Sansa lets out a laugh and then exhales a deep breath. “It’s all I think about, too, besides deciding what colors I’m going to focus my next collection on.”
Jon smiles and his thumb begins caressing her jaw. “I want to ask you, but I also want to plan something absolutely perfect for you before I do.”
“I don’t need something perfect, Jon,” Sansa tells him though she feels like he should already know that.
“I know,” he proves her right. He looks into her eyes. “Is it okay though if we wait a bit more just so I can plan something perfect?”
Sansa is quiet for a moment, staring into his eyes, too, and she lifts her own hand to his face, her fingertips feeling the familiar pricks from his beard. “I’ll wait forever,” she says then softly.
Jon leans forward and presses his lips gently to hers. “I don’t need forever. Maybe just a month or so? Even though you obviously now know it’s coming, I still want to surprise you.”

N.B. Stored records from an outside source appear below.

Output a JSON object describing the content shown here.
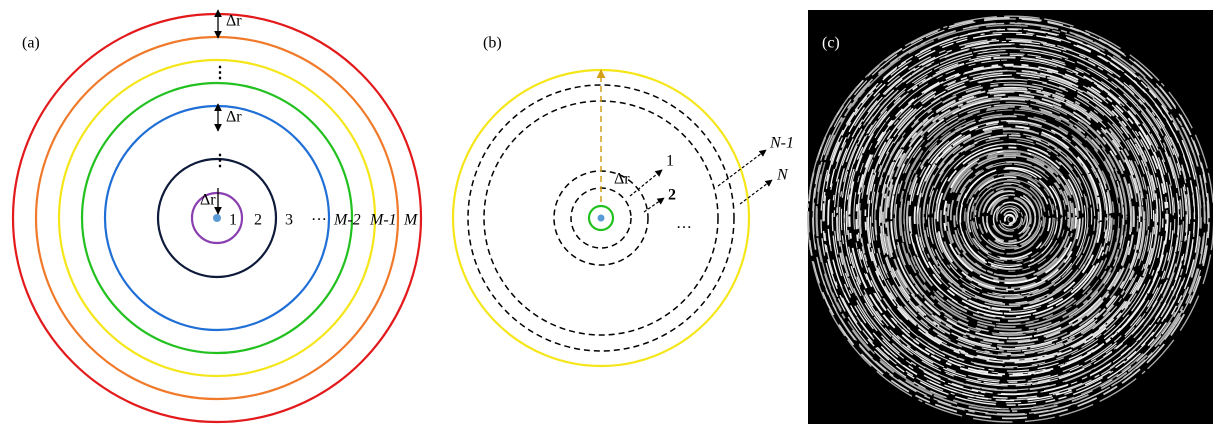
{
  "panels": [
    {
      "label": "(a)",
      "delta_r": [
        "Δr",
        "Δr",
        "Δr"
      ],
      "ring_labels": [
        "1",
        "2",
        "3",
        "···",
        "M-2",
        "M-1",
        "M"
      ]
    },
    {
      "label": "(b)",
      "delta_r": "Δr",
      "ring_labels": [
        "1",
        "2",
        "···",
        "N-1",
        "N"
      ]
    },
    {
      "label": "(c)"
    }
  ]
}
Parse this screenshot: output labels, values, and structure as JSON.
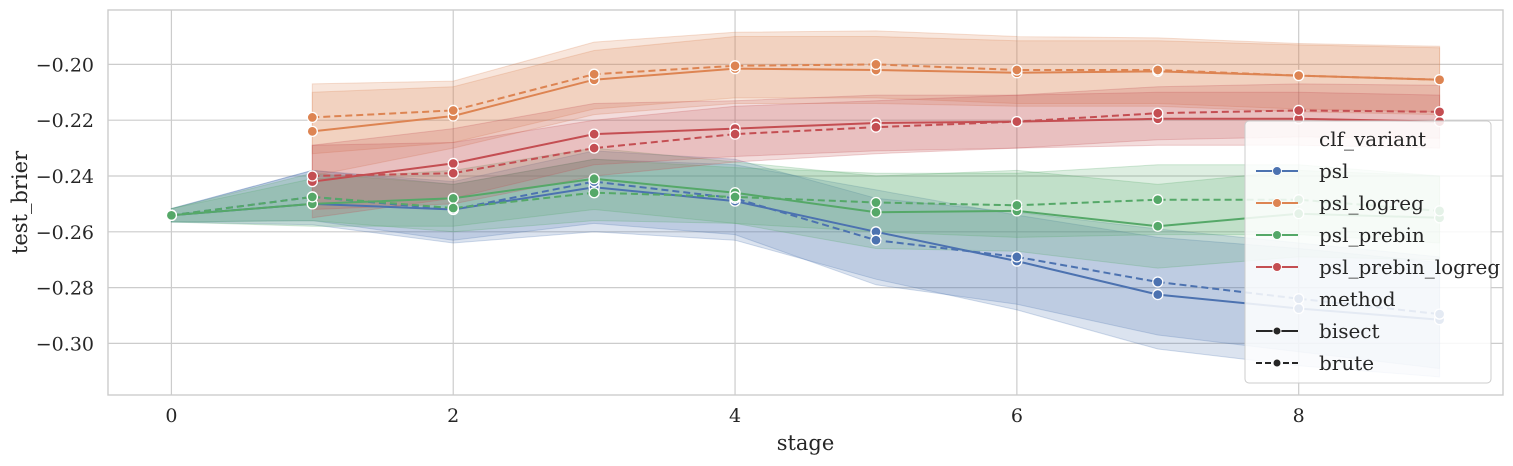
{
  "chart_data": {
    "type": "line",
    "xlabel": "stage",
    "ylabel": "test_brier",
    "xlim": [
      -0.45,
      9.45
    ],
    "ylim": [
      -0.3185,
      -0.1805
    ],
    "xticks": [
      0,
      2,
      4,
      6,
      8
    ],
    "yticks": [
      -0.2,
      -0.22,
      -0.24,
      -0.26,
      -0.28,
      -0.3
    ],
    "xtick_labels": [
      "0",
      "2",
      "4",
      "6",
      "8"
    ],
    "ytick_labels": [
      "−0.20",
      "−0.22",
      "−0.24",
      "−0.26",
      "−0.28",
      "−0.30"
    ],
    "grid": true,
    "legend_position": "right",
    "legend": {
      "hue_title": "clf_variant",
      "style_title": "method",
      "bisect_label": "bisect",
      "brute_label": "brute"
    },
    "series": [
      {
        "name": "psl",
        "color": "#4c72b0",
        "bisect": {
          "x": [
            0,
            1,
            2,
            3,
            4,
            5,
            6,
            7,
            8,
            9
          ],
          "y": [
            -0.2541,
            -0.25,
            -0.252,
            -0.244,
            -0.249,
            -0.26,
            -0.2705,
            -0.2825,
            -0.2875,
            -0.2915
          ]
        },
        "brute": {
          "x": [
            0,
            1,
            2,
            3,
            4,
            5,
            6,
            7,
            8,
            9
          ],
          "y": [
            -0.2541,
            -0.2475,
            -0.252,
            -0.242,
            -0.248,
            -0.263,
            -0.269,
            -0.278,
            -0.284,
            -0.2895
          ]
        },
        "band_bisect": {
          "lo": [
            -0.2565,
            -0.2575,
            -0.264,
            -0.26,
            -0.263,
            -0.277,
            -0.288,
            -0.302,
            -0.308,
            -0.312
          ],
          "hi": [
            -0.2517,
            -0.238,
            -0.243,
            -0.234,
            -0.236,
            -0.245,
            -0.254,
            -0.262,
            -0.266,
            -0.271
          ]
        },
        "band_brute": {
          "lo": [
            -0.2565,
            -0.256,
            -0.263,
            -0.257,
            -0.261,
            -0.279,
            -0.286,
            -0.297,
            -0.303,
            -0.309
          ],
          "hi": [
            -0.2517,
            -0.238,
            -0.242,
            -0.231,
            -0.234,
            -0.248,
            -0.253,
            -0.259,
            -0.264,
            -0.269
          ]
        }
      },
      {
        "name": "psl_logreg",
        "color": "#dd8452",
        "bisect": {
          "x": [
            1,
            2,
            3,
            4,
            5,
            6,
            7,
            8,
            9
          ],
          "y": [
            -0.224,
            -0.2185,
            -0.2055,
            -0.2015,
            -0.202,
            -0.203,
            -0.2025,
            -0.204,
            -0.2055
          ]
        },
        "brute": {
          "x": [
            1,
            2,
            3,
            4,
            5,
            6,
            7,
            8,
            9
          ],
          "y": [
            -0.219,
            -0.2165,
            -0.2035,
            -0.2005,
            -0.2,
            -0.202,
            -0.202,
            -0.204,
            -0.2055
          ]
        },
        "band_bisect": {
          "lo": [
            -0.24,
            -0.23,
            -0.218,
            -0.214,
            -0.214,
            -0.215,
            -0.215,
            -0.217,
            -0.218
          ],
          "hi": [
            -0.21,
            -0.208,
            -0.195,
            -0.19,
            -0.19,
            -0.1915,
            -0.1915,
            -0.193,
            -0.194
          ]
        },
        "band_brute": {
          "lo": [
            -0.232,
            -0.228,
            -0.216,
            -0.212,
            -0.212,
            -0.214,
            -0.214,
            -0.216,
            -0.217
          ],
          "hi": [
            -0.207,
            -0.206,
            -0.192,
            -0.1885,
            -0.188,
            -0.19,
            -0.1905,
            -0.1925,
            -0.1935
          ]
        }
      },
      {
        "name": "psl_prebin",
        "color": "#55a868",
        "bisect": {
          "x": [
            0,
            1,
            2,
            3,
            4,
            5,
            6,
            7,
            8,
            9
          ],
          "y": [
            -0.2541,
            -0.25,
            -0.248,
            -0.241,
            -0.246,
            -0.253,
            -0.2525,
            -0.258,
            -0.2535,
            -0.255
          ]
        },
        "brute": {
          "x": [
            0,
            1,
            2,
            3,
            4,
            5,
            6,
            7,
            8,
            9
          ],
          "y": [
            -0.2541,
            -0.2475,
            -0.2515,
            -0.246,
            -0.2475,
            -0.2495,
            -0.2505,
            -0.2485,
            -0.2485,
            -0.2525
          ]
        },
        "band_bisect": {
          "lo": [
            -0.2565,
            -0.258,
            -0.258,
            -0.252,
            -0.257,
            -0.266,
            -0.267,
            -0.273,
            -0.269,
            -0.27
          ],
          "hi": [
            -0.2517,
            -0.241,
            -0.238,
            -0.23,
            -0.235,
            -0.24,
            -0.238,
            -0.243,
            -0.238,
            -0.24
          ]
        },
        "band_brute": {
          "lo": [
            -0.2565,
            -0.256,
            -0.26,
            -0.256,
            -0.257,
            -0.26,
            -0.262,
            -0.261,
            -0.261,
            -0.264
          ],
          "hi": [
            -0.2517,
            -0.239,
            -0.243,
            -0.234,
            -0.237,
            -0.239,
            -0.239,
            -0.236,
            -0.236,
            -0.24
          ]
        }
      },
      {
        "name": "psl_prebin_logreg",
        "color": "#c44e52",
        "bisect": {
          "x": [
            1,
            2,
            3,
            4,
            5,
            6,
            7,
            8,
            9
          ],
          "y": [
            -0.242,
            -0.2355,
            -0.225,
            -0.223,
            -0.221,
            -0.2205,
            -0.2195,
            -0.2195,
            -0.2205
          ]
        },
        "brute": {
          "x": [
            1,
            2,
            3,
            4,
            5,
            6,
            7,
            8,
            9
          ],
          "y": [
            -0.24,
            -0.239,
            -0.23,
            -0.225,
            -0.2225,
            -0.2205,
            -0.2175,
            -0.2165,
            -0.217
          ]
        },
        "band_bisect": {
          "lo": [
            -0.255,
            -0.248,
            -0.236,
            -0.233,
            -0.231,
            -0.23,
            -0.229,
            -0.229,
            -0.23
          ],
          "hi": [
            -0.229,
            -0.223,
            -0.214,
            -0.213,
            -0.211,
            -0.211,
            -0.21,
            -0.21,
            -0.211
          ]
        },
        "band_brute": {
          "lo": [
            -0.252,
            -0.25,
            -0.24,
            -0.235,
            -0.232,
            -0.23,
            -0.227,
            -0.226,
            -0.2265
          ],
          "hi": [
            -0.229,
            -0.228,
            -0.22,
            -0.215,
            -0.213,
            -0.211,
            -0.208,
            -0.207,
            -0.2075
          ]
        }
      }
    ]
  }
}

Sansa feels as if words are failing her right now and her heart is beating so fast in her chest, she pleads with herself right now to not pass out. She’s certain Jon would take that as a bad sign if she was to pass out while they’re talking about engagements and marriage.
She is able to keep breathing and nod her head with a smile and Jon leans in for another kiss. A loud roar of cheers rises up in the bar from the other side of the closed door and both Jon and Sansa’s lips curve into smiles, still pressed together.
“I think someone just spit on someone,” Jon says, referencing to the episode being shown, and Sansa lets out a laugh, her entire being feeling warm. She puts her hands on his cheeks and pulls him in for another kiss.
They kiss for a breathless minute before their lips part and he rests his forehead to hers, Sansa closing her eyes and the smile instantly forming on her face once more. Silly unspoken agreements. She wonders if she’ll finally learn that if something is on her mind or if something is bothering her, she just needs to actually talk with Jon about it.
“I can’t believe I’m about to say this,” she murmurs. “But I think I have to thank Daario now of all things.”